According to the Evening Standard, Spurs have been looking at CSKA Moscow forward Seydou Doumbia as a possible January transfer target. The Ivorian forward has scored seven goals in the Russian Premier League this season. He's a penalty box striker who is fifth in the RPL in shots from inside the box per 90 minutes. If Spurs are looking for a striker in the window, Doumbia has a solid pedigree of talent and results, and he's just 26.
This is where it gets complicated. First, the Standard reports that Doumbia's buyout clause runs £25m. The sound you are hearing is Daniel Levy laughing. If CSKA won't drop that price significantly, there's no way Spurs would go in for the transfer. So why might CSKA drop their asking price?
Because of the ruble. The international economic story of the last month or two has been the Russian currency crash. The Russian ruble was trading at a little over 30 to the dollar this summer. It's now trading at around 70 to the dollar, having lost half its value in only a couple months. There are two primary causes for the crash, according to most experts. First, the price of oil has dropped significantly, and the Russian economy is heavily dependent on its oil exports. Second, Western sanctions in response to Russia's adventurism in Ukraine have created significant problems for many Russian firms. The sanctions have made it very difficult for Russian firms to access the world's credit markets, leading to debt crunches that could spiral into a full-blown crisis. So far the full crisis has not hit, but investors are getting out of rubles just to be safe. Fears of a Russian crash are so profound that even a 75 percent interest rate hike two days ago was not enough to stop the currency's slide. Barring a profound political turnaround in Moscow, the Russian economy, and particularly the Russian currency, are in deep trouble.
This is terrible for ordinary Russian people, first and foremost. Economic crashes that seem abstract have massive human costs, and it would be best for the world if this didn't happen. I want to say that before moving on to the part about how this could be good news for Tottenham Hotspur. That segue makes me uncomfortable.
But it's true that events in Russia have major football implications. The currency is key here. James Ellingworth of the Associated Press was on this story a month ago with an excellent explainer. Ellingworth reports that most player contracts in the RPL are denominated in euros rather than rubles. However, most Russian clubs take in most of their revenue in rubles. So the effect of the currency crash is equivalent to every RPL player having his salary doubled over just two months.

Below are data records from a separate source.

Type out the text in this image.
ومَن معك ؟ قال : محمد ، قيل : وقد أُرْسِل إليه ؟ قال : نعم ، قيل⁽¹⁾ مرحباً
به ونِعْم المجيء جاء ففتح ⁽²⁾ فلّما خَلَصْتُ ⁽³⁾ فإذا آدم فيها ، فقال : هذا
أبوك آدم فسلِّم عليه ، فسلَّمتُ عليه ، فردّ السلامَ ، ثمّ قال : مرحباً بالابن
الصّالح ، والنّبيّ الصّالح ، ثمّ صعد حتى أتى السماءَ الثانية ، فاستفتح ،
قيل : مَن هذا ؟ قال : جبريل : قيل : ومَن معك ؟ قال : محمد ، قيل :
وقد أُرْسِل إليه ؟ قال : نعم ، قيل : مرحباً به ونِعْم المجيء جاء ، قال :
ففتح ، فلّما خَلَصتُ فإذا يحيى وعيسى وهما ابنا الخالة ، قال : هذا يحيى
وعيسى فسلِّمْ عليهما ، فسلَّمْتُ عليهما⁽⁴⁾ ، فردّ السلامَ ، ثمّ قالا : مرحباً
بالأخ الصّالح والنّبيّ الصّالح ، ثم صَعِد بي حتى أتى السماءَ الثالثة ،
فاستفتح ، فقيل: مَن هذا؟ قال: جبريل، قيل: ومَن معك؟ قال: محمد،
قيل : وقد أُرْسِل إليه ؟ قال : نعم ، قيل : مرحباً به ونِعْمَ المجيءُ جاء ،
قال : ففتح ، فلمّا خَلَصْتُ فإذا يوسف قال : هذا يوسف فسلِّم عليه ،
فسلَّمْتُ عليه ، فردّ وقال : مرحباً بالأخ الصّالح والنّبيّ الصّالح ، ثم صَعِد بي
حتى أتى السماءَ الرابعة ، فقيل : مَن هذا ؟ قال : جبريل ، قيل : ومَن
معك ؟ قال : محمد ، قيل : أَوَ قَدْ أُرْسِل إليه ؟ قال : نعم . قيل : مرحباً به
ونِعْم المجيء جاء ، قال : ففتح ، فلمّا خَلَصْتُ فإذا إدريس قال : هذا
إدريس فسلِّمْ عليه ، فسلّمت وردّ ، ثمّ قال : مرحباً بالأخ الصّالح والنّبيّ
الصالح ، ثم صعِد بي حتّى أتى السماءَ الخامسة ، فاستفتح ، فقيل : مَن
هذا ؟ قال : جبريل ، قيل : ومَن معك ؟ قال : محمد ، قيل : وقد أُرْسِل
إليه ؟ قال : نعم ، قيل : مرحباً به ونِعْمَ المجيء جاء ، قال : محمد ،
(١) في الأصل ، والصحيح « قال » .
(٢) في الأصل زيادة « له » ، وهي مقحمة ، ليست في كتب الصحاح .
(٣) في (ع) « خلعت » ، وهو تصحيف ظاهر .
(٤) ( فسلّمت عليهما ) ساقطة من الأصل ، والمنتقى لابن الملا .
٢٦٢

Smaller clubs like Rostov have already been failing to pay their players, and larger clubs could easily follow. At the moment, it is unknown exactly which clubs will be hit the hardest. Ellingworth notes that most RPL clubs receive significant funding from the state, and with state finances being re-directed to prop up the currency, smaller sides are likely to get hit hard. Clubs with large private ownership may have the capital stock to ride out the crisis, but here we get into the mystery of Russian club financing.
Seydou Doumbia—remember Seydou? This is an article about Seydou—plays for CSKA Moscow. This is what Ellington reports about CSKA:
Also experiencing problems is Fedun's longtime rival, Evgeny Giner, president of reigning champion CSKA, who has business connections with Ukraine. ... CSKA's ownership structure is notoriously opaque, and it is not even clear how much of the club Giner owns, let alone how much of its funding he provides. Giner's own finances are similarly murky, although Ukrainian media have reported he is a major investor in a company that operates power plants across Ukraine, including in Crimea, the peninsula annexed by Russia in March.
So, CSKA might have money. Or they might not! CSKA and Zenit St. Petersburg do have the added buffer of Champions League revenue this year. UCL revenue is distributed in euros, so it is unaffected by the currency crisis. If there are two clubs in Russia that might get through this crisis without having to sell, they are CSKA and Zenit. (Especially Zenit.)
The Doumbia rumor, then, should be taken with some significant skepticism. It is simply unknown yet if he will be up for sale or not. The rumors to take most seriously will be those revolving around sales from lesser Russian clubs. If a Rostov player link comes up, that is almost certainly the real deal. Few rumors have yet emerged about stars like Dynamo Moscow's Aleksandr Kokorin or Locomotiv's Vedran Corluka, but these are the sort of players who seem reasonably likely to move in the window.
Of course, given the opacity of club finances, it is still hard to say. But unless the course of Russia's political economy takes an unexpected positive turn, expect more rumors along these lines. There will be RPL sales, and the right ones could turn the fate of clubs in Europe's top leagues.